Here at A25, we’re making pizza sexy. With a strong Italian heritage and years of restaurant experience, founder Remo Nicolini is an industry veteran. Sourcing inspiration from fresh Italian produce and multicultural cuisines, Remo creates innovative dishes that are anything but basic. Whether you’re a Bunga Bunga lover or more a Nutella pizza fan, A25’s menu is all about undeniable flavour and classic dishes with a twist. Talking everything from quirky pizzas to iconic Italian restaurants, we sat down with Remo to discover more about our legendary A25 Pizzeria.
How did you get your start in the restaurant industry?
I was born into the restaurant industry. My father opened the first pizzeria in Surfers Paradise on the Gold Coast called Nicolini’s! Founded in 1969, Nicolini’s was the second pizza restaurant opened in Australia and soon became an icon. My mum would bring all of us kids to Nicolini’s on a daily basis to see my dad, so I basically grew up in the restaurant.
Was it important for you to share your Italian heritage through A25?
I’ve opened many restaurants but A25 is special. It is the culmination of all my experiences culinary or not over the years, especially while growing up in Italy. Even the name means a lot to me, it’s the name of a freeway that links two of my favourite cities, Rome and Pescara, a freeway that I’ve driven so many times. A25’s dishes aim to reflect what each of these beautiful cities have to offer.
What sets A25 apart?
What sets A25 apart is its quirkiness. While we follow the fundamental basics of Italian cooking, when it comes to toppings and flavours, we don’t stick to tradition. We have fun in changing classic Italian dishes and making them our own.
How does A25 make pizza sexy?
Our presentation is second to none. We want our customers to be blown away by presentation and leave remembering A25’s wow factor. For us, it’s all about serving up dishes that look and feel inviting.

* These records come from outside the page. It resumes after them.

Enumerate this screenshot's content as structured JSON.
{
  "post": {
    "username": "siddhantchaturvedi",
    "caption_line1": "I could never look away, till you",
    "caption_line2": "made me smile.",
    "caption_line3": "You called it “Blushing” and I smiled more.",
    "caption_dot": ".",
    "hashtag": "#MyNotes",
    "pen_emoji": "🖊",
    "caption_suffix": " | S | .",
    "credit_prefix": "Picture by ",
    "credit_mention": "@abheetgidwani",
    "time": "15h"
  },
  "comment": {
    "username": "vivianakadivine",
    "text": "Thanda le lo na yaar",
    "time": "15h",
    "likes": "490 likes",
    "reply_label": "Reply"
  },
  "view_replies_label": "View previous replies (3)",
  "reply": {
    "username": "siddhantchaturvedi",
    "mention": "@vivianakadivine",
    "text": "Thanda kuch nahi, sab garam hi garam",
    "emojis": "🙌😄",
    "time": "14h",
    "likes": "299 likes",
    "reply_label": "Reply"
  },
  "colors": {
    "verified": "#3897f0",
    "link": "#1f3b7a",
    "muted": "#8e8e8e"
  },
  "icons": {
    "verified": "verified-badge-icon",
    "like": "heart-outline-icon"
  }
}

Where do you source your ingredients?
We source a lot of A25’s ingredients from the best Italian food importers in Melbourne but most of our produce is actually locally made by artisans with loads of passion.
What is the process like designing menus for your restaurants?
Writing new menus is so exciting because you can really create amazing dishes that are different and push the boundaries. I love when you read a menu and think ‘wow’!!
How do you come up with new menu items?
When developing new menu items, I love looking at different cuisines. I love to implement certain aspects of each and integrate them into Italian cooking.
What are some fundamental qualities of a successful restaurant?
It’s a simple formula but believe me, it’s hard to achieve. You need to be innovative, price conscious, have great service, consistently good food and of course you need a bit of the x-factor. A good position helps as well.
If you had to describe yourself in one dish, what would it be?
If I was a dish, I would definitely be a Napoletana pizza. The olives bring the sweetness while the anchovies and oregano bring the saltiness to balance it all out. I just don’t like being one way!
What do you want the lasting impression to be when people leave A25?
When people leave A25 I want them to think, ‘It was great. I felt like I was in a coastal town in Italy and I can’t wait to come back!’.